Love at the end of the world
Sacramento, CA 95814
The late Kurt Vonnegut, in his 1963 novel Cat’s Cradle, featured a recipe for a cocktail called “The End of the World Delight.” It’s mixed on the day the Americans bomb Hiroshima, and consists of a crème de menthe in a hollow pineapple, with whipped cream and a cherry on top. Difficult to drink, but the description still prompts laughter.
That cocktail came to mind while watching the B Street Theatre’s production of Boom, which is a satirical battle-of-the-sexes-at-the-end-of-the-world comedy. It’s a feisty mix of pop-science and easy-access philosophy, absurd situations (with detours), gallows humor and combative romance—punctuated by blasts from an onstage kettle drum—and it owes something to Vonnegut. Like much of Vonnegut’s work, Boom even has a sweet silver lining.
The story involves Jules, a nerdy marine biologist (portly Peter Story, a B Street regular), who’s brought home a first date named Jo (Sarah Aili, playing a tough cookie). They met through a “man seeking woman” ad, like those in the back of SN&R. The comedy initially rises from the immediacy with which she cuts to the chase, i.e., sex.
Standing in what looks like an offstage control room is a woman with an elevated hairdo wearing an odd blue outfit (B Street regular Jamie Jones) who’s seemingly managing the scene between Jules and Jo. The blue-clad lady pulls big electrical levers (looking like leftovers from Bride of Frankenstein), manipulating the couple as they put the moves on each other.
We gradually learn more. The control-room lady—Barbara—has a purpose behind her role as Mistress of Ceremonies, but we won’t spoil the fun by disclosing details.
Jo is a journalism student (deck chairs on the Titanic, honey!); she’s on the date for a writing assignment. But the primary agenda comes from Jules. He’s figured out that a large comet is about to whack Earth (never mind that he’s a marine biologist, not an astronomer), which will trigger a catastrophe like the one that killed off the dinosaurs. So Jules has burrowed himself away in a laboratory/apartment that was once a bomb shelter, which he’s outfitted with survival supplies. Being a scientific type with no social or romantic skills, he ran the relationship ad to lure a female—so what if she’s a stranger?—to his bunker, with the goal of repopulating the devastated planet.

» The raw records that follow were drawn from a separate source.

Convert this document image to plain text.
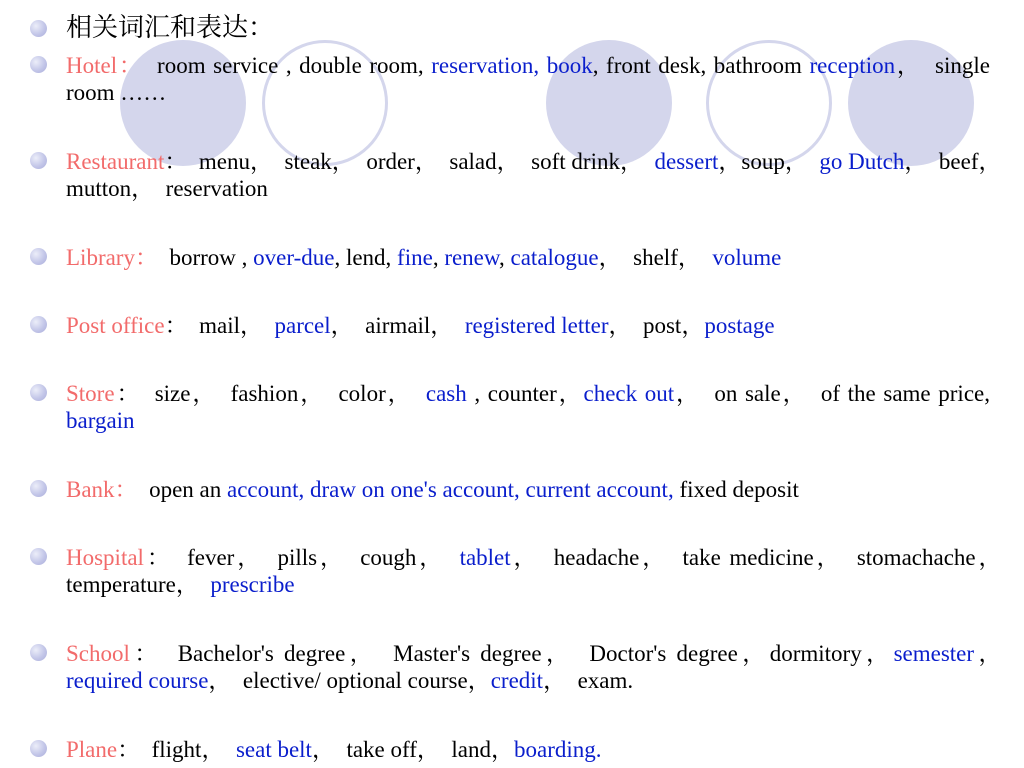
相关词汇和表达：
Hotel：　room service , double room, reservation, book, front desk, bathroom reception，　single room ……
Restaurant：　menu，　steak，　order，　salad，　soft drink，　dessert，soup，　go Dutch，　beef，　mutton，　reservation
Library：　borrow , over-due, lend, fine, renew, catalogue，　shelf，　volume
Post office：　mail，　parcel，　airmail，　registered letter，　post，postage
Store：　size，　fashion，　color，　cash , counter，check out，　on sale，　of the same price, bargain
Bank：　open an account, draw on one's account, current account, fixed deposit
Hospital：　fever，　pills，　cough，　tablet，　headache，　take medicine，　stomachache，　temperature，　prescribe
School：　Bachelor's degree，　Master's degree，　Doctor's degree，dormitory，semester，　required course，　elective/ optional course，credit，　exam.
Plane：　flight，　seat belt，　take off，　land，boarding.
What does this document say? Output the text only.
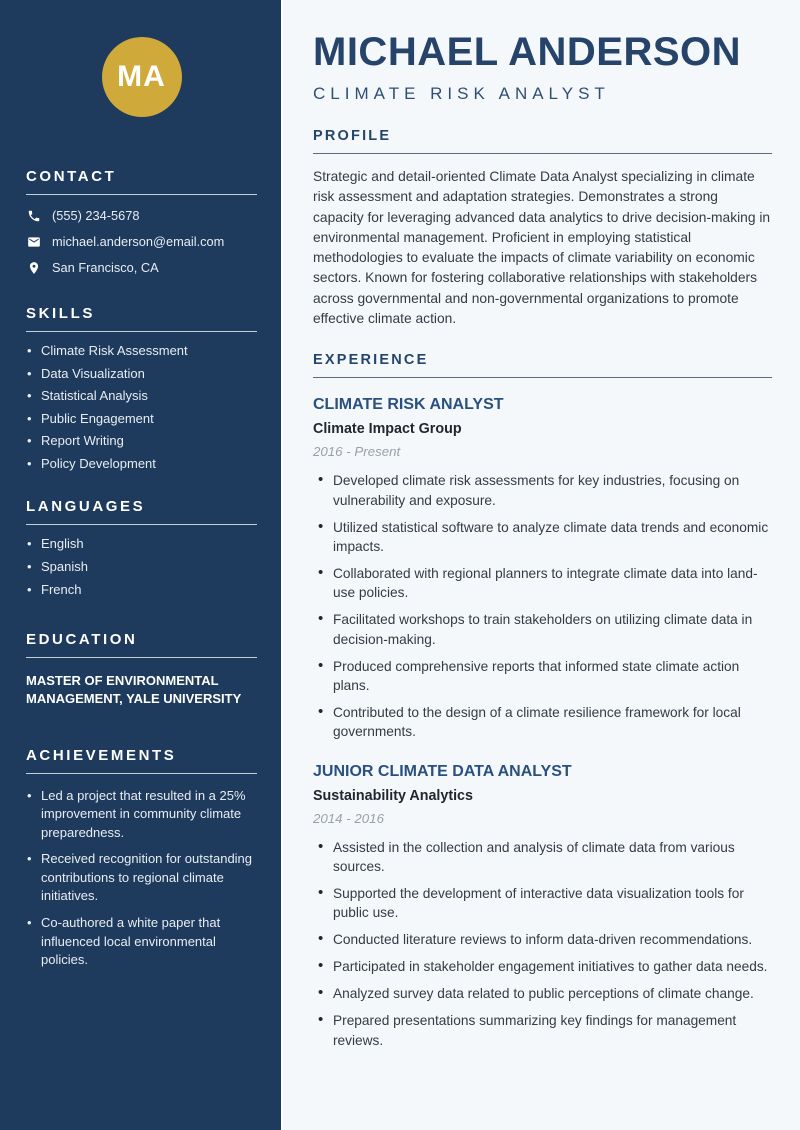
MA
CONTACT
(555) 234-5678
michael.anderson@email.com
San Francisco, CA
SKILLS
• Climate Risk Assessment
• Data Visualization
• Statistical Analysis
• Public Engagement
• Report Writing
• Policy Development
LANGUAGES
• English
• Spanish
• French
EDUCATION

MASTER OF ENVIRONMENTAL MANAGEMENT, YALE UNIVERSITY

ACHIEVEMENTS
• Led a project that resulted in a 25% improvement in community climate preparedness.
• Received recognition for outstanding contributions to regional climate initiatives.
• Co-authored a white paper that influenced local environmental policies.
MICHAEL ANDERSON
CLIMATE RISK ANALYST
PROFILE

Strategic and detail-oriented Climate Data Analyst specializing in climate risk assessment and adaptation strategies. Demonstrates a strong capacity for leveraging advanced data analytics to drive decision-making in environmental management. Proficient in employing statistical methodologies to evaluate the impacts of climate variability on economic sectors. Known for fostering collaborative relationships with stakeholders across governmental and non-governmental organizations to promote effective climate action.

EXPERIENCE
CLIMATE RISK ANALYST
Climate Impact Group
2016 - Present
• Developed climate risk assessments for key industries, focusing on vulnerability and exposure.
• Utilized statistical software to analyze climate data trends and economic impacts.
• Collaborated with regional planners to integrate climate data into land-use policies.
• Facilitated workshops to train stakeholders on utilizing climate data in decision-making.
• Produced comprehensive reports that informed state climate action plans.
• Contributed to the design of a climate resilience framework for local governments.
JUNIOR CLIMATE DATA ANALYST
Sustainability Analytics
2014 - 2016
• Assisted in the collection and analysis of climate data from various sources.
• Supported the development of interactive data visualization tools for public use.
• Conducted literature reviews to inform data-driven recommendations.
• Participated in stakeholder engagement initiatives to gather data needs.
• Analyzed survey data related to public perceptions of climate change.
• Prepared presentations summarizing key findings for management reviews.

Consciously or not, playwright Peter Sinn Nachtrieb is spoofing a subgenre of post-apocalypse science fiction from the ’50s/’60s (seldom read now) as well as contemporary apocalypto-disaster films, all the while running a burlesque of The Taming of the Shrew and taking jabs at lofty science and contemporary life, including Costco. The play comes on with an unconventional structure—something of a treat after an abundance of largely straightforward comedies on the B Street Mainstage—but Boom is actually closer to the mainstream than it initially appears.